Synergy: AI Agents and Mixture of Experts Working Together
The true power emerges when AI agent workflows and Mixture of Experts models are integrated into a single system. This collaboration creates sophisticated AI solutions that can reason broadly across complex workflows while specializing deeply in intricate tasks.
Hypothetical Use Case: Enterprise Incident Response
Consider an enterprise incident response workflow, a scenario where a security analyst initiates a process by submitting an alert bundle and a natural language query like, “Is this lateral movement, and what actions should be taken?” This input enters an agentic workflow, starting with a planner agent.
The planner agent meticulously breaks down the request and then dispatches it to a suite of specialized agents. For instance, a log triage agent might be responsible for parsing raw telemetry data, while a threat intelligence agent processes indicators of compromise. Here’s where MoE can play a crucial role: the log triage agent itself could be an LLM built on a Mixture of Experts architecture.
As tokens from the raw telemetry stream into the log triage agent’s MoE gating network, the network analyzes each micro-batch of text. It dynamically decides which handful of its internal experts should handle that specific piece of information. For example, out of 64 available experts, perhaps only two are activated to process a particular log entry focused on network activity. This selective activation ensures that only a fraction of the total parameters are engaged, significantly reducing the computational load.
These selected experts process their portion of the data in parallel, and their outputs are then mathematically stitched back together by the merge function. This combined output then moves to the next transformation layer within the log triage agent. In this setup, a log triage agent, potentially a seven-billion-parameter LLM, might only utilize one billion active parameters during inference, showcasing the remarkable efficiency gained through MoE integration.
Therefore, by stacking these technologies effectively, you create powerful AI workflows. AI agents manage the overarching flow, making strategic decisions and routing tasks. Simultaneously, Mixture of Experts models handle the granular, internal routing of tokens, ensuring that complex computations within individual specialized agents are performed with unparalleled efficiency and deep specialization.
Your Questions on AI Agents, Mixture of Experts, and Workflows, Explained
What are AI Multi-Agent Workflows?
AI Multi-Agent Workflows are systems where multiple independent AI agents collaborate to achieve a common goal. Each agent uses specific skills to perceive, decide, and act with minimal human help.
What is a Mixture of Experts (MoE) in AI?
Mixture of Experts (MoE) is a type of neural network design that divides a single AI model into several specialized ‘experts.’ A ‘gating network’ then routes incoming data to the most relevant expert(s) for processing.
What is the main difference between AI Agents and Mixture of Experts (MoE)?
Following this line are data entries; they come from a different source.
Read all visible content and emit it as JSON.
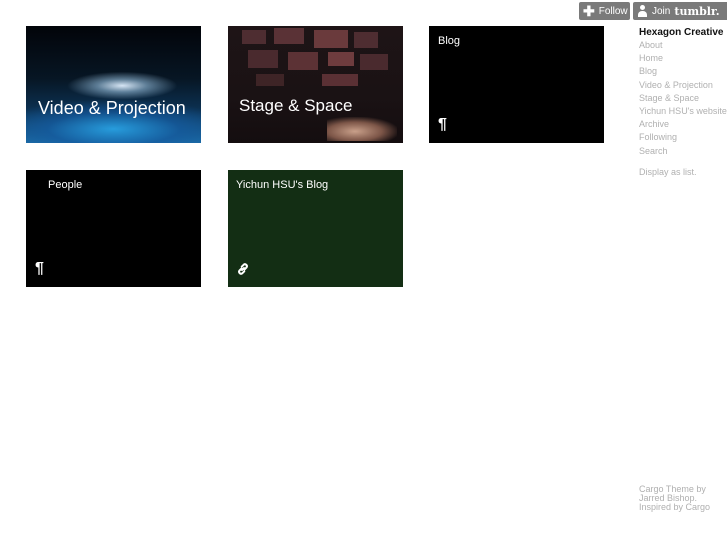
{
  "tumblr": {
    "follow_label": "Follow",
    "join_label": "Join",
    "brand": "tumblr."
  },
  "tiles": [
    {
      "id": "video",
      "title": "Video & Projection",
      "style": "image"
    },
    {
      "id": "stage",
      "title": "Stage & Space",
      "style": "image"
    },
    {
      "id": "blog",
      "title": "Blog",
      "glyph": "¶",
      "icon": "pilcrow-icon",
      "bg": "#000000"
    },
    {
      "id": "people",
      "title": "People",
      "glyph": "¶",
      "icon": "pilcrow-icon",
      "bg": "#000000"
    },
    {
      "id": "yichun",
      "title": "Yichun HSU's Blog",
      "icon": "link-icon",
      "bg": "#132e14"
    }
  ],
  "sidebar": {
    "title": "Hexagon Creative",
    "nav": [
      "About",
      "Home",
      "Blog",
      "Video & Projection",
      "Stage & Space",
      "Yichun HSU's website",
      "Archive",
      "Following",
      "Search"
    ],
    "display_as_list": "Display as list."
  },
  "credits": {
    "line1": "Cargo Theme by",
    "line2": "Jarred Bishop.",
    "line3": "Inspired by Cargo"
  },
  "colors": {
    "nav_text": "#b0b0b0",
    "button_bg": "#7a7a7a",
    "green_tile": "#132e14"
  }
}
AI agents operate at the application level, managing tasks and making decisions across an entire workflow, while Mixture of Experts (MoE) operates at the architectural level within a single neural network, routing data internally to specialized parts.
Why are Mixture of Experts (MoE) models efficient?
MoE models are efficient because they activate only a select few specialized ‘experts’ for each piece of input data, rather than the entire model. This significantly reduces the computational load and memory usage.